Plon (4p. 70-72).

XXII


Cependant, la nef vogua toute la nuit et au matin aborda dans la marche d’Écosse non loin d’un château fort qui avait nom Cartelois. Les trois compagnons et la Pucelle-qui-jamais-ne-mentit descendirent et, voyant au loin les tours de la forteresse, ils résolurent de s’y rendre à pied à travers bois. Mais la forêt était épaisse, en sorte qu’ils s’y perdirent peu après qu’ils y furent entrés.

— Savez-vous ce que nous ferons ? dit la pucelle. Prions le Haut Maître de nous indiquer notre voie.

Ils se mirent à genoux et demeurèrent en prières et oraisons depuis l’heure de prime jusqu’à celle de tierce ; et, après ce temps, ils virent sortir d’un fourré un cerf plus blanc que fleur naissante au pré, qui portait au cou une chaîne d’or ; autour de lui marchaient quatre lions, deux en avant, deux en arrière, qui le gardaient avec autant de soin qu’une mère son enfant ; mais ils passèrent devant la pucelle et les chevaliers sans leur faire aucun mal.

— Suivons-les, dit-elle, car cette aventure est de par Dieu.

Ainsi firent-ils, et ils arrivèrent bientôt à une chapelle où ils entrèrent derrière les animaux.

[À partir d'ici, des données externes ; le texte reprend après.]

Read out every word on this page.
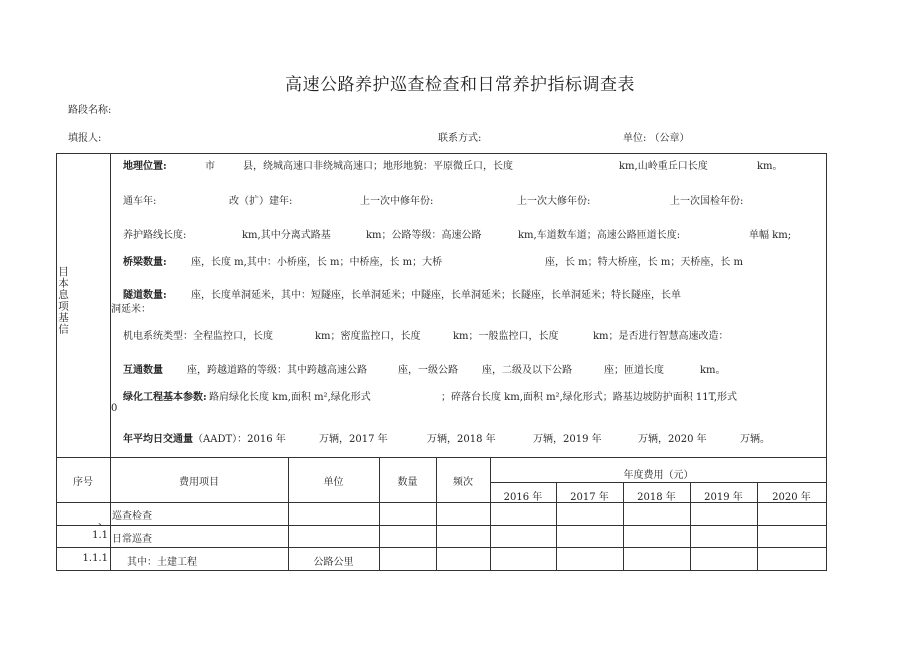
高速公路养护巡查检查和日常养护指标调查表
路段名称:
填报人:	联系方式:	单位: （公章）
目本息项基信
地理位置:	市	县，绕城高速口非绕城高速口；地形地貌：平原微丘口，长度	km,山岭重丘口长度	km。
通车年:	改（扩）建年:	上一次中修年份:	上一次大修年份:	上一次国检年份:
养护路线长度:	km,其中分离式路基	km；公路等级：高速公路	km,车道数车道；高速公路匝道长度:	单幅 km;
桥梁数量: 座，长度 m,其中：小桥座，长 m；中桥座，长 m；大桥	座，长 m；特大桥座，长 m；天桥座，长 m
隧道数量: 座，长度单洞延米，其中：短隧座，长单洞延米；中隧座，长单洞延米；长隧座，长单洞延米；特长隧座，长单
洞延米：
机电系统类型：全程监控口，长度	km；密度监控口，长度	km；一般监控口，长度	km；是否进行智慧高速改造：
互通数量 座，跨越道路的等级：其中跨越高速公路	座，一级公路 座，二级及以下公路	座；匝道长度	km。
绿化工程基本参数: 路肩绿化长度 km,面积 m²,绿化形式	；碎落台长度 km,面积 m²,绿化形式；路基边坡防护面积 11T,形式
0
年平均日交通量（AADT）：2016 年	万辆，2017 年	万辆，2018 年	万辆，2019 年	万辆，2020 年	万辆。
序号	费用项目	单位	数量	频次
年度费用（元）
2016 年	2017 年	2018 年	2019 年	2020 年
、
巡查检查
1.1 日常巡查
1.1.1 其中：土建工程	公路公里
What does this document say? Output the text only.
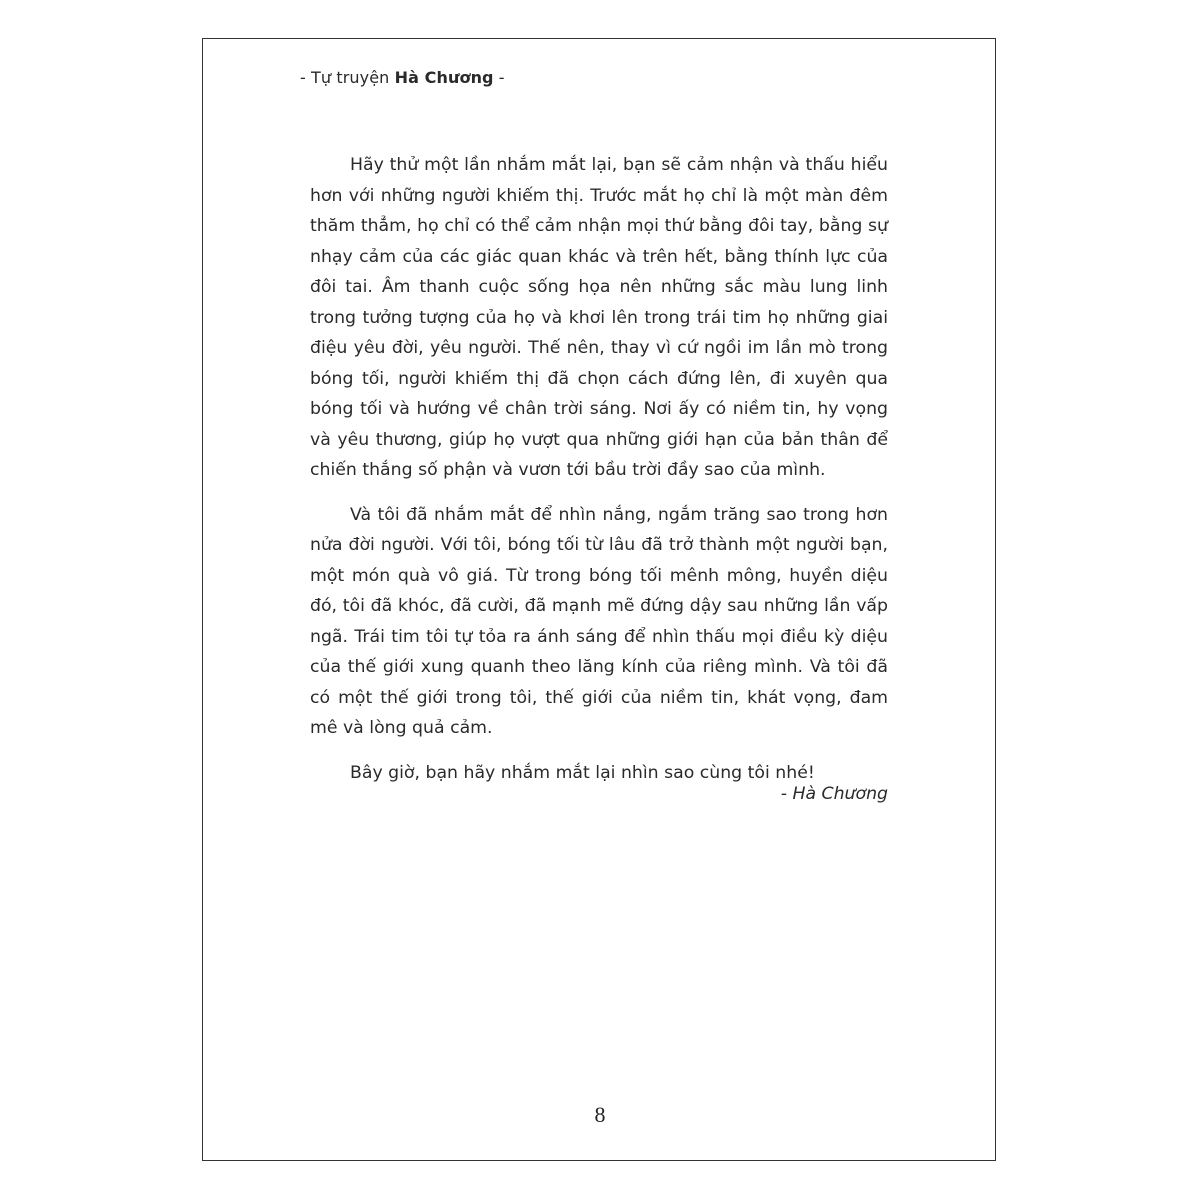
- Tự truyện Hà Chương -

Hãy thử một lần nhắm mắt lại, bạn sẽ cảm nhận và thấu hiểu hơn với những người khiếm thị. Trước mắt họ chỉ là một màn đêm thăm thẳm, họ chỉ có thể cảm nhận mọi thứ bằng đôi tay, bằng sự nhạy cảm của các giác quan khác và trên hết, bằng thính lực của đôi tai. Âm thanh cuộc sống họa nên những sắc màu lung linh trong tưởng tượng của họ và khơi lên trong trái tim họ những giai điệu yêu đời, yêu người. Thế nên, thay vì cứ ngồi im lần mò trong bóng tối, người khiếm thị đã chọn cách đứng lên, đi xuyên qua bóng tối và hướng về chân trời sáng. Nơi ấy có niềm tin, hy vọng và yêu thương, giúp họ vượt qua những giới hạn của bản thân để chiến thắng số phận và vươn tới bầu trời đầy sao của mình.

Và tôi đã nhắm mắt để nhìn nắng, ngắm trăng sao trong hơn nửa đời người. Với tôi, bóng tối từ lâu đã trở thành một người bạn, một món quà vô giá. Từ trong bóng tối mênh mông, huyền diệu đó, tôi đã khóc, đã cười, đã mạnh mẽ đứng dậy sau những lần vấp ngã. Trái tim tôi tự tỏa ra ánh sáng để nhìn thấu mọi điều kỳ diệu của thế giới xung quanh theo lăng kính của riêng mình. Và tôi đã có một thế giới trong tôi, thế giới của niềm tin, khát vọng, đam mê và lòng quả cảm.

Bây giờ, bạn hãy nhắm mắt lại nhìn sao cùng tôi nhé!

- Hà Chương
8
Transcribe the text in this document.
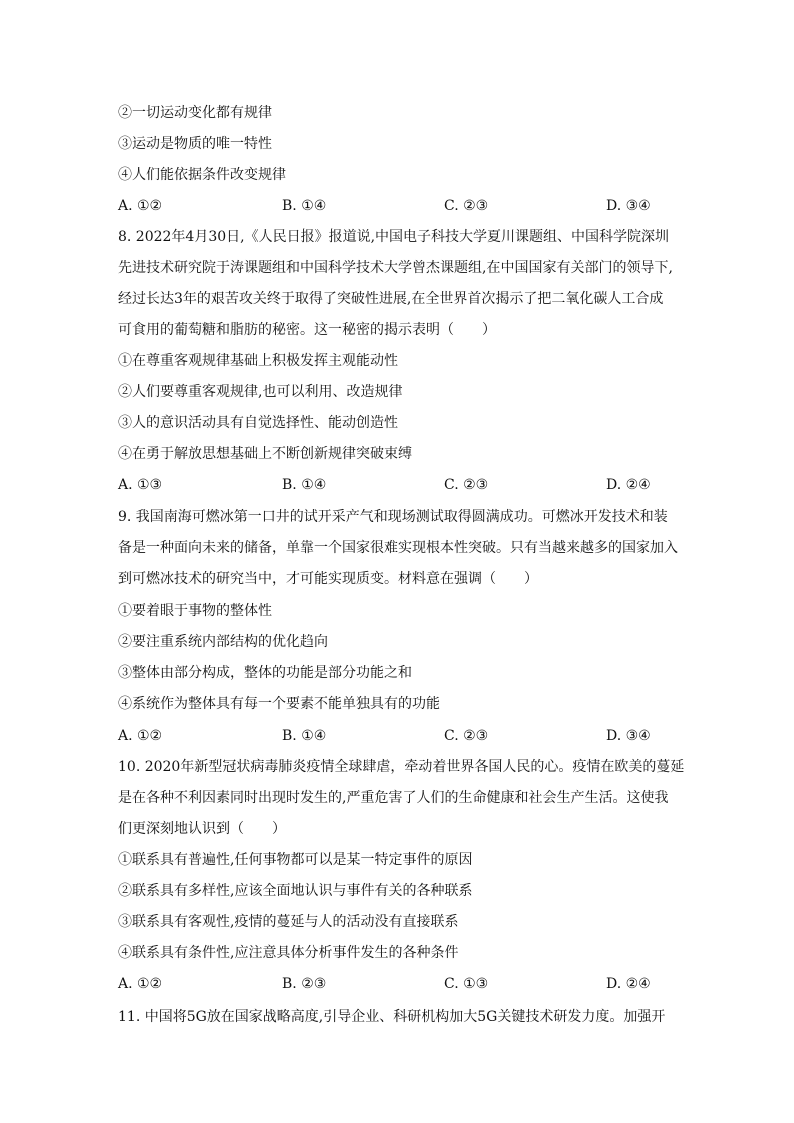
②一切运动变化都有规律
③运动是物质的唯一特性
④人们能依据条件改变规律
A. ①②	B. ①④	C. ②③	D. ③④
8. 2022年4月30日,《人民日报》报道说,中国电子科技大学夏川课题组、中国科学院深圳
先进技术研究院于涛课题组和中国科学技术大学曾杰课题组,在中国国家有关部门的领导下,
经过长达3年的艰苦攻关终于取得了突破性进展,在全世界首次揭示了把二氧化碳人工合成
可食用的葡萄糖和脂肪的秘密。这一秘密的揭示表明（　　）
①在尊重客观规律基础上积极发挥主观能动性
②人们要尊重客观规律,也可以利用、改造规律
③人的意识活动具有自觉选择性、能动创造性
④在勇于解放思想基础上不断创新规律突破束缚
A. ①③	B. ①④	C. ②③	D. ②④
9. 我国南海可燃冰第一口井的试开采产气和现场测试取得圆满成功。可燃冰开发技术和装
备是一种面向未来的储备，单靠一个国家很难实现根本性突破。只有当越来越多的国家加入
到可燃冰技术的研究当中，才可能实现质变。材料意在强调（　　）
①要着眼于事物的整体性
②要注重系统内部结构的优化趋向
③整体由部分构成，整体的功能是部分功能之和
④系统作为整体具有每一个要素不能单独具有的功能
A. ①②	B. ①④	C. ②③	D. ③④
10. 2020年新型冠状病毒肺炎疫情全球肆虐，牵动着世界各国人民的心。疫情在欧美的蔓延
是在各种不利因素同时出现时发生的,严重危害了人们的生命健康和社会生产生活。这使我
们更深刻地认识到（　　）
①联系具有普遍性,任何事物都可以是某一特定事件的原因
②联系具有多样性,应该全面地认识与事件有关的各种联系
③联系具有客观性,疫情的蔓延与人的活动没有直接联系
④联系具有条件性,应注意具体分析事件发生的各种条件
A. ①②	B. ②③	C. ①③	D. ②④
11. 中国将5G放在国家战略高度,引导企业、科研机构加大5G关键技术研发力度。加强开
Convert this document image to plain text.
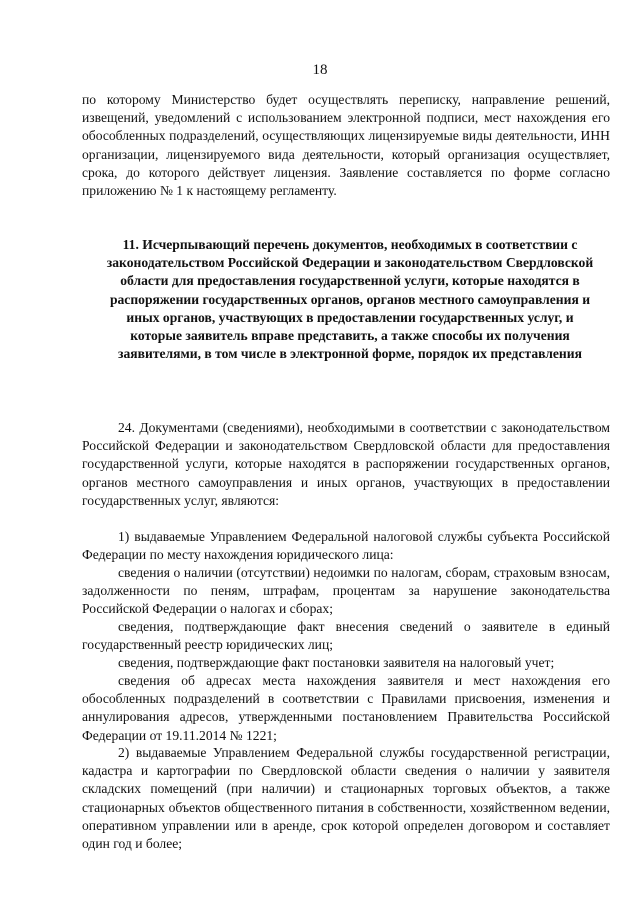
18
по которому Министерство будет осуществлять переписку, направление решений, извещений, уведомлений с использованием электронной подписи, мест нахождения его обособленных подразделений, осуществляющих лицензируемые виды деятельности, ИНН организации, лицензируемого вида деятельности, который организация осуществляет, срока, до которого действует лицензия. Заявление составляется по форме согласно приложению № 1 к настоящему регламенту.
11. Исчерпывающий перечень документов, необходимых в соответствии с законодательством Российской Федерации и законодательством Свердловской области для предоставления государственной услуги, которые находятся в распоряжении государственных органов, органов местного самоуправления и иных органов, участвующих в предоставлении государственных услуг, и которые заявитель вправе представить, а также способы их получения заявителями, в том числе в электронной форме, порядок их представления
24. Документами (сведениями), необходимыми в соответствии с законодательством Российской Федерации и законодательством Свердловской области для предоставления государственной услуги, которые находятся в распоряжении государственных органов, органов местного самоуправления и иных органов, участвующих в предоставлении государственных услуг, являются:
1) выдаваемые Управлением Федеральной налоговой службы субъекта Российской Федерации по месту нахождения юридического лица:
сведения о наличии (отсутствии) недоимки по налогам, сборам, страховым взносам, задолженности по пеням, штрафам, процентам за нарушение законодательства Российской Федерации о налогах и сборах;
сведения, подтверждающие факт внесения сведений о заявителе в единый государственный реестр юридических лиц;
сведения, подтверждающие факт постановки заявителя на налоговый учет;
сведения об адресах места нахождения заявителя и мест нахождения его обособленных подразделений в соответствии с Правилами присвоения, изменения и аннулирования адресов, утвержденными постановлением Правительства Российской Федерации от 19.11.2014 № 1221;
2) выдаваемые Управлением Федеральной службы государственной регистрации, кадастра и картографии по Свердловской области сведения о наличии у заявителя складских помещений (при наличии) и стационарных торговых объектов, а также стационарных объектов общественного питания в собственности, хозяйственном ведении, оперативном управлении или в аренде, срок которой определен договором и составляет один год и более;
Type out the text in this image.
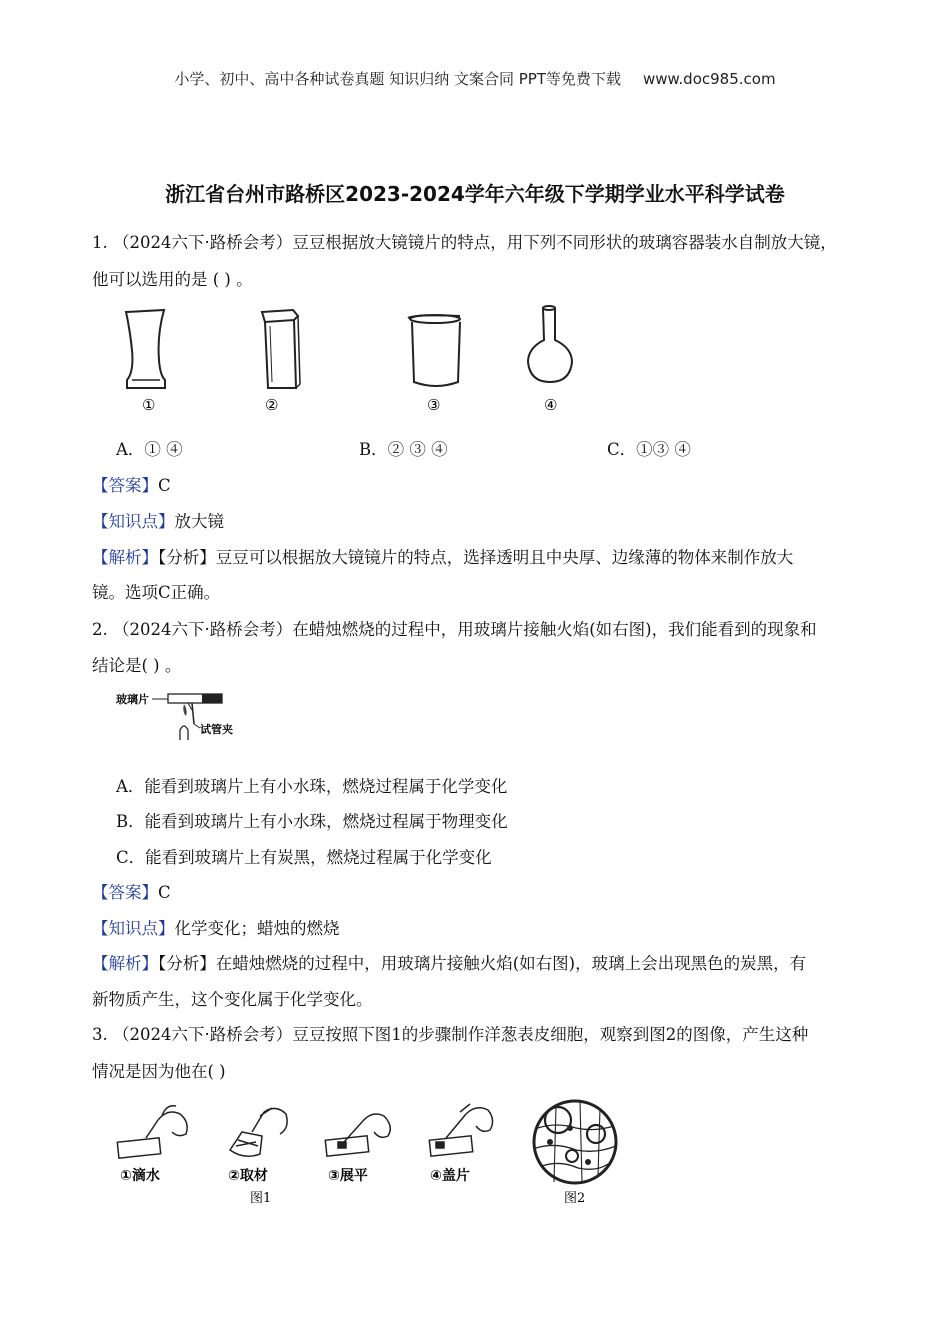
小学、初中、高中各种试卷真题 知识归纳 文案合同 PPT等免费下载 www.doc985.com
浙江省台州市路桥区2023-2024学年六年级下学期学业水平科学试卷
1. （2024六下·路桥会考）豆豆根据放大镜镜片的特点，用下列不同形状的玻璃容器装水自制放大镜，
他可以选用的是 ( ) 。
①	②	③	④
A．① ④	B．② ③ ④	C．①③ ④
【答案】C
【知识点】放大镜
【解析】【分析】豆豆可以根据放大镜镜片的特点，选择透明且中央厚、边缘薄的物体来制作放大
镜。选项C正确。
2. （2024六下·路桥会考）在蜡烛燃烧的过程中，用玻璃片接触火焰(如右图)，我们能看到的现象和
结论是( ) 。
玻璃片
试管夹
A．能看到玻璃片上有小水珠，燃烧过程属于化学变化
B．能看到玻璃片上有小水珠，燃烧过程属于物理变化
C．能看到玻璃片上有炭黑，燃烧过程属于化学变化
【答案】C
【知识点】化学变化；蜡烛的燃烧
【解析】【分析】在蜡烛燃烧的过程中，用玻璃片接触火焰(如右图)，玻璃上会出现黑色的炭黑，有
新物质产生，这个变化属于化学变化。
3. （2024六下·路桥会考）豆豆按照下图1的步骤制作洋葱表皮细胞，观察到图2的图像，产生这种
情况是因为他在( )
①滴水	②取材	③展平	④盖片
图1	图2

Un prêtre revêtu des armes de Notre Seigneur se préparait à y dire la messe du Saint-Esprit. Mais, à peine avait-il commencé, Galaad et ses compagnons virent le cerf se changer en un Homme qui s’assit dans une riche chaire dessus l’autel, tandis que les quatre lions se muaient l’un en homme, le second en aigle, le troisième en lion ailé, le quatrième en bœuf ; puis tous quatre soulevèrent la chaire où siégeait l’Homme et s’envolèrent par une verrière sans briser un seul carreau. Et Galaad, Perceval, Bohor et la Pucelle-qui-jamais-ne-mentit connurent ainsi que les cinq bêtes qui les avaient conduits signifiaient Jésus-Christ et les quatre Évangélistes.